Office of the Attorney General
Attorney General Conway Announces Regional DUI Training for Police & Prosecutors

Press Release Date:  Monday, March 30, 2015  
Contact Information:  Leland Hulbert
Deputy Communications Director

Attorney General Jack Conway today announced that his office will again host training for police officers and prosecutors about the effective prosecution of DUI cases involving drugs.  A regional seminar is being held March 31 through April 2 at the Embassy Suites Hotel in Covington, KY.

The training is coordinated through the Office of the Attorney General's Traffic Safety Resource Prosecutor Program.  The goal of the training is to create a team building approach in the detection, apprehension and prosecution of drivers impaired by illicit and prescription drugs.

“Data from the National Highway Traffic Safety Administration shows that roughly one in six weekend, nighttime drivers tested positive for illicit drugs,” General Conway said.  “Additionally, of the drivers who were killed in motor vehicle crashes nationally, one in three tested positive for drugs.  Our regional DUI trainings provide police officers and prosecutors with the tools they need to effectively enforce our DUI laws so they can better protect the citizens of our Commonwealth.”  Entitled "Prosecuting the Drugged Driver," the training is funded through the Kentucky Office of Highway Safety with grant funds provided by the National Highway Traffic Safety Administration (NHTSA).  Assistance for this training has been provided by the Kentucky Office of Highway Safety and the Kentucky State Police.

This annual regional training focuses on the growing problem of drivers impaired by illicit and prescription drugs.  Previously, trainings that concentrated on alcohol DUI’s have been offered in Bowling Green, Prestonsburg, Louisville and Lexington.

"The Kentucky Transportation Cabinet, and our Office of Highway Safety, look forward to continuing a very effective partnership with the Office of the Attorney General to provide funding in support of the Commonwealth's Traffic Safety Resource Prosecutor Program,” said Transportation Secretary Mike Hancock, who is Gov. Steve Beshear’s designated representative for highway safety. “The Office of the Attorney General has done an exceptional job in conducting training workshops and coordinating training opportunities for both law enforcement and prosecutors throughout the state.  It is not only our responsibility, it is a priority of this administration to provide all highway safety professionals with the tools and resources they need to save and protect lives on our highways."

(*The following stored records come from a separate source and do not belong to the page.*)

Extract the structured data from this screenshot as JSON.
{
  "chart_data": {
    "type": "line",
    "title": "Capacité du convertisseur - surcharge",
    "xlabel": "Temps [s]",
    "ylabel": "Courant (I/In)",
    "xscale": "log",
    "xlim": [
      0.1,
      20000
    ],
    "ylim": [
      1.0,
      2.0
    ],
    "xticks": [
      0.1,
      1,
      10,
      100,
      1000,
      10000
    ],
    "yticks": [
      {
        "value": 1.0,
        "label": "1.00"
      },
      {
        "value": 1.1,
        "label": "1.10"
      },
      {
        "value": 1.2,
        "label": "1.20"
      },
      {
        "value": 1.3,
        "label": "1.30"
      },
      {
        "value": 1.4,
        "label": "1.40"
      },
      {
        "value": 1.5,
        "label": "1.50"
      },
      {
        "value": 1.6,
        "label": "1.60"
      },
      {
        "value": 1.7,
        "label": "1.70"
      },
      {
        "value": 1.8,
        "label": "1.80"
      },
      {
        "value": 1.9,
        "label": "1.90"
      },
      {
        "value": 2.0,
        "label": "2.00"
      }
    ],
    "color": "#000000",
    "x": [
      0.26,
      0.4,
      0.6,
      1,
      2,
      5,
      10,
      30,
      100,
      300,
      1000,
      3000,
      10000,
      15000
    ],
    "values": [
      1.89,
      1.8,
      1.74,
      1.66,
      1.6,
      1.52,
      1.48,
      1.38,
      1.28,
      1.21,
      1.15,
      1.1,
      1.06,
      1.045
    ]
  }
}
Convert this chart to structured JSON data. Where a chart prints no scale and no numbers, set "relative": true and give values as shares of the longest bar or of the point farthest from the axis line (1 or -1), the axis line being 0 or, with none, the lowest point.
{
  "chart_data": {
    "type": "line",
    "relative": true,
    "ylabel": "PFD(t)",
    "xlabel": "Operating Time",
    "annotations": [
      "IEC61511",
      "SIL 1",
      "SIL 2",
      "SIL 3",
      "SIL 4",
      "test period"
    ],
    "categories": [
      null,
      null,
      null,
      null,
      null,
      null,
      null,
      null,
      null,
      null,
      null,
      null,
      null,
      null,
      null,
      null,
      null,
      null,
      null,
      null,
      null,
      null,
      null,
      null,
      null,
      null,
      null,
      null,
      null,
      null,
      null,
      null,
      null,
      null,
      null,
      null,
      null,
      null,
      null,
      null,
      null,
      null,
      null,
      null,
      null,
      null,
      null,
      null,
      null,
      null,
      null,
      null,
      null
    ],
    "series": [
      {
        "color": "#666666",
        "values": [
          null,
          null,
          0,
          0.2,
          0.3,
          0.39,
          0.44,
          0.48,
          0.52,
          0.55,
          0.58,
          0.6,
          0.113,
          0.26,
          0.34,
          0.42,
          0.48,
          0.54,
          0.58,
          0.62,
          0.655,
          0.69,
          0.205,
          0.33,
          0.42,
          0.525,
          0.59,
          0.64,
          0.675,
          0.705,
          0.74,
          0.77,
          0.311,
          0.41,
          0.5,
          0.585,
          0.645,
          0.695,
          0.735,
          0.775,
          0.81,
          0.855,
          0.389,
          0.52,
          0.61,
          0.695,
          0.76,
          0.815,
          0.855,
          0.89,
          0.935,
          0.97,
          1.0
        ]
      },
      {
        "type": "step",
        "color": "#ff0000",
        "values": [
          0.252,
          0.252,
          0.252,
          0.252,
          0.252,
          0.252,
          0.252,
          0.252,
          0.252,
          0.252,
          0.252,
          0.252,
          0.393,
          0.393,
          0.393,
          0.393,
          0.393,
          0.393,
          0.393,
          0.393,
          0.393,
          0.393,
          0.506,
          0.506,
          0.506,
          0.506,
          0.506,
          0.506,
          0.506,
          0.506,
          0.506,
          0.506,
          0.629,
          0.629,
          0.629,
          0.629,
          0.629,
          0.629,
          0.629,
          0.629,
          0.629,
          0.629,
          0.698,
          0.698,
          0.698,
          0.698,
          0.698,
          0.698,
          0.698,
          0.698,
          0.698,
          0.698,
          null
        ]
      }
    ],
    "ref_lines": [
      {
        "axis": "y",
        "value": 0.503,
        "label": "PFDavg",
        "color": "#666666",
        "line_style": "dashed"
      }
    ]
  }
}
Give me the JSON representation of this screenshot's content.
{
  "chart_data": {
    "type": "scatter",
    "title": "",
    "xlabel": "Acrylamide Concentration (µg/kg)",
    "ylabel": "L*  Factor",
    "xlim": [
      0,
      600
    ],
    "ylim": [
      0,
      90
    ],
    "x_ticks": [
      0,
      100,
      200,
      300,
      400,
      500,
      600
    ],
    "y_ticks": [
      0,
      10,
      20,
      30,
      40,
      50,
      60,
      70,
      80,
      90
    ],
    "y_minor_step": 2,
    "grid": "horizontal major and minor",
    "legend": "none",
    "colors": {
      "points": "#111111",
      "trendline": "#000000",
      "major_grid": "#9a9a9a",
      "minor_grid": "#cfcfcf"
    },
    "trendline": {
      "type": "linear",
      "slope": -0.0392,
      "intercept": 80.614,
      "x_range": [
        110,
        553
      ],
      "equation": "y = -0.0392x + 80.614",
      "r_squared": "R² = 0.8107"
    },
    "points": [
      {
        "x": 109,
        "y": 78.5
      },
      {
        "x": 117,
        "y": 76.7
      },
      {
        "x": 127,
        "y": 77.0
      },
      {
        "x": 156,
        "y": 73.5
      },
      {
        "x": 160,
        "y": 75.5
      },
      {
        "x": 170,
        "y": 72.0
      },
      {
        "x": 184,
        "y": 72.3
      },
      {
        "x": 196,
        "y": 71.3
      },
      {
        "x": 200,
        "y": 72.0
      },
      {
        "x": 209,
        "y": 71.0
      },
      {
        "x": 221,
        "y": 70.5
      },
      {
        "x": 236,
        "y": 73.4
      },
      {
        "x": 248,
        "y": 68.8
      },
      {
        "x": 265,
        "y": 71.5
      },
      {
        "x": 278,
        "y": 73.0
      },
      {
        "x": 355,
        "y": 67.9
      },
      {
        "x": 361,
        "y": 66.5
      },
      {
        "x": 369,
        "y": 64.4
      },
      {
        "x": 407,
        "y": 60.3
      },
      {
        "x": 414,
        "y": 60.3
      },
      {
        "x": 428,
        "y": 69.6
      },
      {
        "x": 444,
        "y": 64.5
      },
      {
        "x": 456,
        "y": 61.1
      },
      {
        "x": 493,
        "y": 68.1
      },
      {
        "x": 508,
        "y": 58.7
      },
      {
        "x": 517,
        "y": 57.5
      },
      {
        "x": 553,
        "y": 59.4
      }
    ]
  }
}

Representatives of the organization Mothers Against Drunk Driving (MADD) also plan to attend the training.

“In 2015, MADD officially changed its mission statement to include victims of drugged driving offenders. Impaired driving is a serious crime,” said Rosalind Donald, MADD Kentucky Victim Advocate.  “Trainings such as these help ensure that the criminal justice system address DUI charges consistently and effectively, which ultimately helps protect society from needless death and injury. We are grateful to be invited to participate in the training.  MADD’s driving purpose is to shed light on the long-lasting effects the impaired driving crashes create for victims and survivors.” 

The training is presented under the direction of the American Prosecutors Research Institute's (APRI) National Traffic Law Center and is open to the media.